The provisions of the Aarhus Regulation are highly innovative and, like many legislative innovations, they may well provoke conflicts.
The public should have wide access to information concerning the environment. On the other hand, this objective should not justify total disregard of the need to protect confidential business information and intellectual property. By placing the public interest above all other concerns where the information requested relates to emissions into the environment, the Aarhus Regulation runs the serious risk of unnecessarily endangering this confidential information.

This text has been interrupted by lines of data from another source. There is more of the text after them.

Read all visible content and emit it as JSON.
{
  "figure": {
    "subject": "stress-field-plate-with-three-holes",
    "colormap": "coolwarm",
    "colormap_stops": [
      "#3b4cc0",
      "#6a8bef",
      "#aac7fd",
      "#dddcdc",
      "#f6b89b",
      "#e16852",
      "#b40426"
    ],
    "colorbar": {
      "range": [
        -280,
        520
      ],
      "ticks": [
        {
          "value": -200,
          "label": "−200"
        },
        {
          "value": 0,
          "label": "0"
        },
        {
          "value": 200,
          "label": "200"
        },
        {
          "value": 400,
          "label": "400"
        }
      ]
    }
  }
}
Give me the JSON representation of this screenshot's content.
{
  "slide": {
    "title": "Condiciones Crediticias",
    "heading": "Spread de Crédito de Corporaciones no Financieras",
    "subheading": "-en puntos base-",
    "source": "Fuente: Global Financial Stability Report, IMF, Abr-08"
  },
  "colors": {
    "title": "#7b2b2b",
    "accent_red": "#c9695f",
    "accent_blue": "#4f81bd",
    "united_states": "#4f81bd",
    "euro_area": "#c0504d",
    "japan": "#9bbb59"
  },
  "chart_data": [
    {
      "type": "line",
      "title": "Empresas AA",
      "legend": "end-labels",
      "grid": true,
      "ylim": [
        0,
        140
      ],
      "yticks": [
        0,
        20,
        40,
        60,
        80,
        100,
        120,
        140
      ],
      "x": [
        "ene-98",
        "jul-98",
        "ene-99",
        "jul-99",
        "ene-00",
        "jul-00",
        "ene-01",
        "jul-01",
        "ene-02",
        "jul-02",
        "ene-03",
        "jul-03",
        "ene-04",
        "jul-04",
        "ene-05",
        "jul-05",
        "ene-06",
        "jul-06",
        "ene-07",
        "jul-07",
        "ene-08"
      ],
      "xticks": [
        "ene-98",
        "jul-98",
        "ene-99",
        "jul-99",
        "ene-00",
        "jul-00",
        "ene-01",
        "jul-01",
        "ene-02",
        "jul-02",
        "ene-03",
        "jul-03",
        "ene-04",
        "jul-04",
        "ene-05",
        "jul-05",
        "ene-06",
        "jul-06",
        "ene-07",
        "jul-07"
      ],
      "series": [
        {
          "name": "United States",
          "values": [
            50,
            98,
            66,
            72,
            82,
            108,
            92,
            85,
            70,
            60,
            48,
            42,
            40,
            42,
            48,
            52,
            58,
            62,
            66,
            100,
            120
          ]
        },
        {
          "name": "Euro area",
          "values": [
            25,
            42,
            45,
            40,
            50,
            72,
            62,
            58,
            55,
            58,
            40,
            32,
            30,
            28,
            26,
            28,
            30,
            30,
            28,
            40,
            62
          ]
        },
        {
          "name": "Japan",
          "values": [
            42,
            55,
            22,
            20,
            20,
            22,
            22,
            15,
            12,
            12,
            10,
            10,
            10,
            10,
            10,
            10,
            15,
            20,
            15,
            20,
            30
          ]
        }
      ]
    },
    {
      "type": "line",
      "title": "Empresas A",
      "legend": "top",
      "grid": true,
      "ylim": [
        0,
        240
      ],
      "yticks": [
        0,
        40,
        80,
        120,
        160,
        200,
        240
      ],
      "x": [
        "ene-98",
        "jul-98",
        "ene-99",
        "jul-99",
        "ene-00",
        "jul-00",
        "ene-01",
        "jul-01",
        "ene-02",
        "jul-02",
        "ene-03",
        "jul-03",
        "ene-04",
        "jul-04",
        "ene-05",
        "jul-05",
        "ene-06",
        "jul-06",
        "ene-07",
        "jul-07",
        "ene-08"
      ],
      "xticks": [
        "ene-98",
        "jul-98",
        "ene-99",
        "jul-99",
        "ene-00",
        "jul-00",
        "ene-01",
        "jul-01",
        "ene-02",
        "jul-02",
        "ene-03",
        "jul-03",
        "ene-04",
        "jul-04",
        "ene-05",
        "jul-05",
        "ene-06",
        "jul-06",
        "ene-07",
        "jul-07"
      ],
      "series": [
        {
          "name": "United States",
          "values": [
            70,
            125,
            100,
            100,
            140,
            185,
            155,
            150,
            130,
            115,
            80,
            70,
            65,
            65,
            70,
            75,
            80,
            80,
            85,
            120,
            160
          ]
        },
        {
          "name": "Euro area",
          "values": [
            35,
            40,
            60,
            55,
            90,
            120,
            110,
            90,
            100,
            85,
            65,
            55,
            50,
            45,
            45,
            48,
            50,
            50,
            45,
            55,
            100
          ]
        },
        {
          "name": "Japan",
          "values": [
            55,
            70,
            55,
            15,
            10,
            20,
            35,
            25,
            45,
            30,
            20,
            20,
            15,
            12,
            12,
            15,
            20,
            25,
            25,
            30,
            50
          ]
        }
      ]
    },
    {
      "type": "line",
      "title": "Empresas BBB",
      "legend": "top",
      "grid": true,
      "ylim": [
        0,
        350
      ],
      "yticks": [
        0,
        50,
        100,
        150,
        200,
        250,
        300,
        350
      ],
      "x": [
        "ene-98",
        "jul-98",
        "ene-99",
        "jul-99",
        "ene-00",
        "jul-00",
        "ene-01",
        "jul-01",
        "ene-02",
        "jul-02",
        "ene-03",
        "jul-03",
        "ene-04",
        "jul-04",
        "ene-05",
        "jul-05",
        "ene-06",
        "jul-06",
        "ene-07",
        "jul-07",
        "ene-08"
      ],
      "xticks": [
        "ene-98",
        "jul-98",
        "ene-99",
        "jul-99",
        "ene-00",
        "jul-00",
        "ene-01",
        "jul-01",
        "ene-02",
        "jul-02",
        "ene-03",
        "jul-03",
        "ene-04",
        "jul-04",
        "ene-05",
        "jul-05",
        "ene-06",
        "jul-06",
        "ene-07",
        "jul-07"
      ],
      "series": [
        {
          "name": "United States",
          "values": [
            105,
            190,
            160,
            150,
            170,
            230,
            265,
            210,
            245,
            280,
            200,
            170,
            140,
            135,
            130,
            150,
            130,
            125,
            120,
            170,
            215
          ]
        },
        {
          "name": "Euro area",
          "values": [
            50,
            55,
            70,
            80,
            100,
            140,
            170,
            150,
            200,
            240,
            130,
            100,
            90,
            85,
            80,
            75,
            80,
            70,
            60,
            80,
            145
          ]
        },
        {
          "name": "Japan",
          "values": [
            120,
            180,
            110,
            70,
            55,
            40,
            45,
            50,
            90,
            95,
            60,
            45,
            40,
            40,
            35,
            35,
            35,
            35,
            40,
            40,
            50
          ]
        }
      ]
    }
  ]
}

In the best regulated societies, the elected representatives control and criticise general planning and strategy but do not become involved in day-to-day executive matters. Similarly, the Aarhus Convention gives members of the public wider participation in matters of general environmental planning and environmental strategy, but it does not to allow them to become over-involved in matters of an executive nature, such as product approvals. Such matters should be, and are, controlled by specific EU regulations to meet the requirements of the sector concerned.
The Aarhus Convention does not intend to revolutionise the systems of judicial remedies in the contracting states. In the same way, the Aarhus Regulation does not introduce new rights of recourse that the EC Treaty does not already grant. The Aarhus Regulation certainly protects the rights of an interested party or an NGO, but any challenge to the substance of a decision made by an EU institution in environmental matters still remains subject to the general requirement in the Treaty that the party bringing the challenge must show that it is directly and individually concerned by the contested decision.